« On ne devient pas naïf, on naît peintre naïf ou on ne le sera jamais. C’est un don comme un autre et ça ne dépend ni de la profession, ni de l’âge, ni du sexe… Les oeuvres des naïfs ne reflètent pas en général le peintre, l’homme; ce qui prouve une fois de plus que tout vient d’ailleurs… Il y a un mystère de l’art naïf, un mystère que l’on finira tôt ou tard par élucider; en attendant je ne trouve rien de mieux à dire que ces gens sont habités. »
Duffaut – comme Hyppolite, Benoît, Obin, Pierre-Joseph Valcin, André Pierre et plusieurs autres – est un peintre habité qui contribuera à part entière au phénomène pictural. Sensiblement, au fil des années, Duffaut « évolue ». Son imagination s’alimente de nouvelles réalités, sa technique s’affine. Symétrie, perspectives linéaires et couleurs le poussent vers une certaine sophistication. Dans ses villes satellisées, villes plongées en Enfer ou élevées jusqu’au Ciel, Duffaut se joue des lois de la pesanteur, de la résistance des matériaux et du principe des vases communiquants. Édifices et maisons particulières perdent leur identité et n’ont plus de rôle utilitaire. Symphonie de couleurs et de lignes mettent en valeur une architecture globale: urbanisme de l’imaginaire et de l’absurde. Parfois, le niveau de la mer est plus haut que celui des rivières; des ponts gigantesques relient de hautes montagnes; les chemins s’entrelacent, forment des spirales qui montent jusqu’aux cieux.
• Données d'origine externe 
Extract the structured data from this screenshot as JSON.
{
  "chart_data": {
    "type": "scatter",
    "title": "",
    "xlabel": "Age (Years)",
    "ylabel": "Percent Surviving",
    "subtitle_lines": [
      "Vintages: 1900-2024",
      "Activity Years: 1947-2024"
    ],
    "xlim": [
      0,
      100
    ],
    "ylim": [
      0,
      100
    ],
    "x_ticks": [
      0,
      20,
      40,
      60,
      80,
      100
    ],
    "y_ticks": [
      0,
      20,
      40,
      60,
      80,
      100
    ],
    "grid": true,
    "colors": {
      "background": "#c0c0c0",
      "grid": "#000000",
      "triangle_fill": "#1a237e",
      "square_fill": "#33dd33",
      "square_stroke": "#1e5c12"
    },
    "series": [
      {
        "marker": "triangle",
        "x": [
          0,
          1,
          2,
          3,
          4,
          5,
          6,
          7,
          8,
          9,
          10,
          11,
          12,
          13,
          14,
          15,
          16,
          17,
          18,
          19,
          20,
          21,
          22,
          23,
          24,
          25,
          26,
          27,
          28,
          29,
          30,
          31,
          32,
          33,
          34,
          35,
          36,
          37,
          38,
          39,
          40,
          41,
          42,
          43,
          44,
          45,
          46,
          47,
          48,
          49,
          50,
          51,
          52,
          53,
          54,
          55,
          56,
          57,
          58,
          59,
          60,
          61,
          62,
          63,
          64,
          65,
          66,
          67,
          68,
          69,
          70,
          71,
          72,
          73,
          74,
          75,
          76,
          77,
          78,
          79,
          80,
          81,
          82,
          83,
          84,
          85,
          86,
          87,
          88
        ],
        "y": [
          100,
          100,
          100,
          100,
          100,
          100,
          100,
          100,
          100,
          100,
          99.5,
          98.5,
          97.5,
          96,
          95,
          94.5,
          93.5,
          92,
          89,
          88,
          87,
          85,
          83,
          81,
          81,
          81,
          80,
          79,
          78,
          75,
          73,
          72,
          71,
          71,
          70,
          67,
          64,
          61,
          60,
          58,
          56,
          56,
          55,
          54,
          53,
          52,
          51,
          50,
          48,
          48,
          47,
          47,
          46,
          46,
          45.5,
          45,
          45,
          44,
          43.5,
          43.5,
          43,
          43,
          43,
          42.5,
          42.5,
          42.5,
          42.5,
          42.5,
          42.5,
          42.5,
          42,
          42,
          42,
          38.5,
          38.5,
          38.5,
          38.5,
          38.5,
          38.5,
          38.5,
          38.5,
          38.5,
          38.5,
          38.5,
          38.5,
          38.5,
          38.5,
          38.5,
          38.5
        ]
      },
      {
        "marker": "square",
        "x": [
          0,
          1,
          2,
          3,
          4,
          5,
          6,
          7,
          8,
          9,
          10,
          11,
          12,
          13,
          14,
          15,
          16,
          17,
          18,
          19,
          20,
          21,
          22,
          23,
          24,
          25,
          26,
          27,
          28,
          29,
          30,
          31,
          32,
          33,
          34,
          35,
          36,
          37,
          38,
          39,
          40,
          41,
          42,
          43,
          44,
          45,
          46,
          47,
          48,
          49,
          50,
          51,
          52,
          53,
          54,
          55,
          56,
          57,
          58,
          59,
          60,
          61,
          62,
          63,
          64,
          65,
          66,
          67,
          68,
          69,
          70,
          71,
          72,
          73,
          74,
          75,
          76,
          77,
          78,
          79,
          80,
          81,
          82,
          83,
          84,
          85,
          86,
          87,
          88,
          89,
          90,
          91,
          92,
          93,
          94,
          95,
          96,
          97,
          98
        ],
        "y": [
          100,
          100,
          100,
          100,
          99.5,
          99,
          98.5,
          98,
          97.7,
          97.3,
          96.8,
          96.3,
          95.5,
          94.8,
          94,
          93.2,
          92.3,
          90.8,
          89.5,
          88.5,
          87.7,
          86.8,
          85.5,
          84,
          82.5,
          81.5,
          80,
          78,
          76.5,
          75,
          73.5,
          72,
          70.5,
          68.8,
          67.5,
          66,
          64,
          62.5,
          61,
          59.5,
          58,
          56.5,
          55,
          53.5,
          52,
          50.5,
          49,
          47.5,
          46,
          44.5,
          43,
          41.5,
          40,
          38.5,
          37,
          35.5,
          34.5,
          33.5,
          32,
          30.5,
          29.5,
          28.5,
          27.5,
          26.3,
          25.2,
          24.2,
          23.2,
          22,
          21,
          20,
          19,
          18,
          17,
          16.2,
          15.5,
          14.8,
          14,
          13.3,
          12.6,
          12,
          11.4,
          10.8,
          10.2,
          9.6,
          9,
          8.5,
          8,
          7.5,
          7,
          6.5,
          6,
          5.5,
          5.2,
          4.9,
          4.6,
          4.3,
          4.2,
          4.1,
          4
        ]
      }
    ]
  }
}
Pour certains critiques en mal d’interprétation, Duffaut devient un visionnaire conscient avant l’heure des problèmes et des fléaux qui vont s’abattre sur notre planète surpeuplée. Dans l’une de ses dernières toiles, un groupe de « naufragés » se presse et se bouscule sur le pont d’un bateau à la dérive: les naufragés s’aggripent et remontent le long d’une corde immense venant d’une ville de l’espace sidéral, satellite de l’espoir, bouée céleste, dernière chance de fuir notre planète, préfiguration de la survie de l’humanité par la conquête cosmique.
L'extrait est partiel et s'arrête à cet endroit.